Calculate Your Age
Editorial Review
Reviewed for date, time, and timezone logic by DP Tech Studio.
Reference sources
Important: This tool provides a calendar-based age estimate from the date you enter and your device date.
What This Age Calculator Does
Enter your date of birth and the calculator works out your exact age in years, months, and days using today's date from your device. It handles all the tricky calendar maths — leap years, varying month lengths, and whether your birthday has passed yet this year — so you don't have to.
It's useful in more situations than you might expect: checking a child's age for school enrolment, confirming employment eligibility, filling in medical forms, or just satisfying that nagging curiosity about whether you've hit a milestone yet.
How the Calculation Works
The calculator reads today's date from your device, then works through the following steps:
- Year difference — Subtracts your birth year from the current year to get a starting figure.
- Birthday check — If your birthday hasn't occurred yet this calendar year, it subtracts one year from the result to avoid counting a year that isn't complete.
- Months and days — Calculates the remaining months and days to give you the full breakdown rather than just a rounded year count.
Leap years are handled automatically — if you were born on February 29, the calculator accounts for it correctly in years that don't have a Feb 29.
Worked Example
Here is a step-by-step calculation to show how it works:
Today's Date: March 4, 2026
Years: 2026 − 1995 = 31 (birthday hasn't occurred in 2026 yet)
→ Age = 30 years, 8 months, 17 days
Common Reasons People Use This Tool
- School enrolment — Many schools have age cut-off dates. An exact years-months-days breakdown makes it clear whether a child meets the requirement on the specific date.
- HR and employment checks — Verifying whether an applicant has reached a minimum age for a role, licence, or benefit qualification.
- Medical and insurance forms — Age in exact years and months is often needed for dosage calculations, policy applications, or health screening eligibility.
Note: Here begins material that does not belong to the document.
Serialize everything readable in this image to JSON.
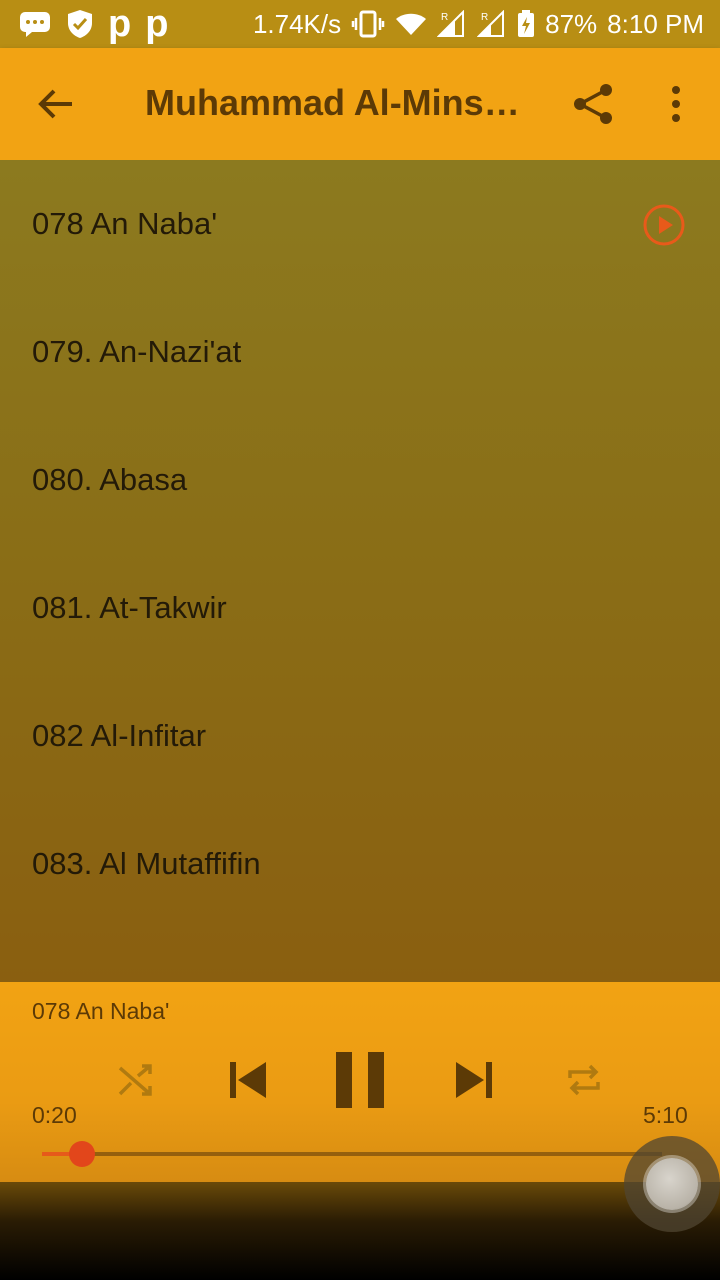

- Legal documents — Passport applications, visa forms, and inheritance paperwork sometimes require a precise age calculation from a specific reference date.
- Personal milestones — Finding out exactly how many days until your next birthday, or how old you'll be on a particular future date.
How Age Is Counted Differently Around the World
This calculator uses the Western system, which counts age from zero at birth and adds one year after each birthday has passed. It's the system used in most legal and administrative contexts internationally.
However, in East Asian age reckoning (traditional Korean, Chinese, and Japanese counting), a person is considered one year old at birth, and everyone gains a year at the start of the lunar new year rather than on their individual birthday. This means a baby born in late December could be "two years old" just weeks later under that system. If you're filling in documents that might cross cultural or administrative boundaries, it's worth being aware of which system applies.
A Note on Device Date Accuracy
The calculator reads today's date from your device clock. If your phone, tablet, or computer has the wrong date set — for example, because of a timezone misconfiguration — the result will reflect that error. If something looks off, check that your device's date is correct before relying on the output for official purposes.